Once the decision to purchase a home has been made, if we do not have the full amount required at the time of purchase, a circumstance that is usually common, we have
to consider applying for a loan to a financial institution to buy the home.

The most used form of loan is the mortgage. In this type of loan a credit institution lends a certain amount of money in exchange for the obligation to
return said amount plus interest, through periodic payments.

The defining characteristic of the mortgage loan compared to other types of loans is the existence of a special guarantee, which is real property, generally a home.

This means that in the event of non-compliance with the payment obligation by the client, the financial institution will proceed to execute said guarantee and may recover, in whole or in part, the amount pending collection through the sale of the mortgaged property.

This may be done through judicial execution according to the procedure established by the Civil Procedure Law, or through an extrajudicial execution of the mortgage, with the
Notary intervention.

In any case, the existence of this additional guarantee does not imply that the client is not obliged to answer for his debt with all his assets. According to Article 1911 of the Civil Code, “the debtor responds with all his assets, present and future.” This would occur in the event that with the sale of the property the financial entity does not recover the entire amount owed. In that case it could act against other assets of the debtor.

This implies that frequently to grant a mortgage loan, financial institutions require a series of complementary guarantees of a personal nature, such as a bond or guarantee, in addition to conducting a detailed study of the person’s economic capacity, assessing aspects such as their level of income, the salary you receive, your seniority in the company, expenses or debts that you may have previously contracted and may decrease your monthly income, etc.

They are generally the banks or savings banks to which it is customary to go to request a mortgage loan, although it is necessary to take into account the existence of other entities that can also act as lenders, such as credit financial institutions regulated by the Royal Decree 692/1996, credit cooperative entities or mortgage credit companies.

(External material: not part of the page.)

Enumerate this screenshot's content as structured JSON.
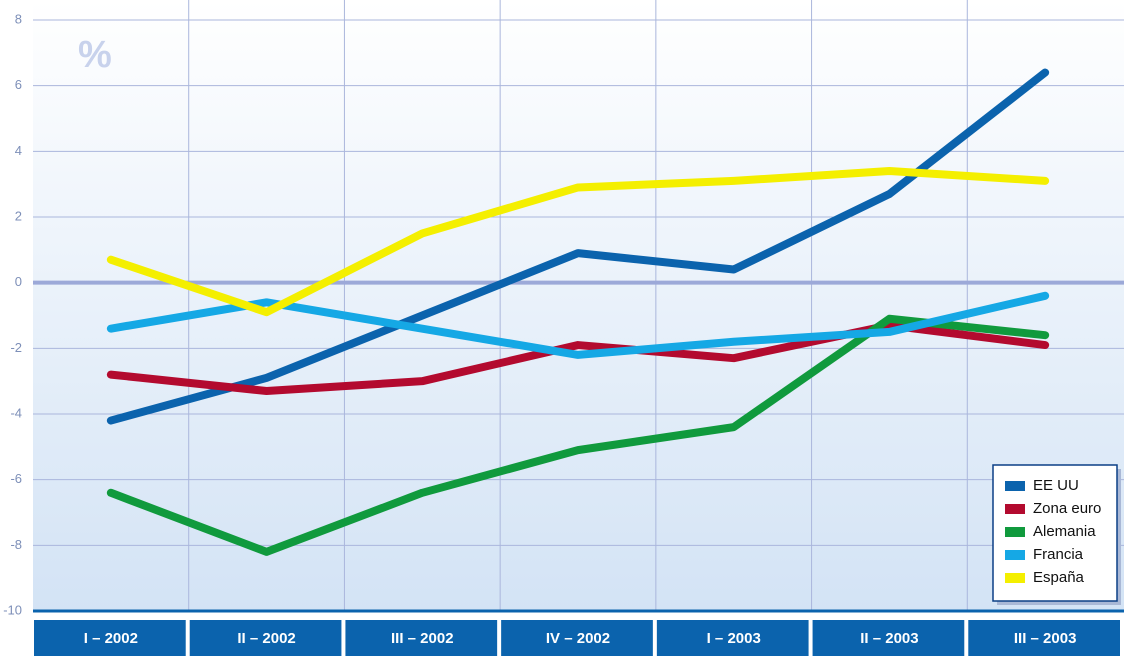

In fact, any real estate agency or even an individual can offer a mortgage as long as it is not their usual activity, but in many cases they are mere intermediaries and their intervention often involves added costs or the imposition of abusive conditions in the contract. Therefore, it is advisable to be very cautious with these options and, if possible, go to registered financial entities that have the endorsement of the Banco de
Spain.

To assess which is the loan that best suits the needs of each person, all the factors involved in the operation must be taken into account and not set
only at the interest rate of the loan. There are other important aspects, such as: the repayment period of the loan, the possible commissions that the entity demands, as well as other accessory obligations that the entity imposes, such as the contracting of different insurance or other financial products or the obligation to domicile payroll or
different receipts, etc.

Obviously, being a transcendent decision, it is advisable to inform yourself well and before making a decision, go to different entities and compare the different offers, not limit yourself only to the entity with which you usually have a closer relationship. Also it is necessary to be very clear what quantity is going to be requested, since
The granting of a mortgage loan involves a series of important expenses. Therefore, it is advisable to know these expenses to determine the amount of the loan and not
only the price of the house to be purchased.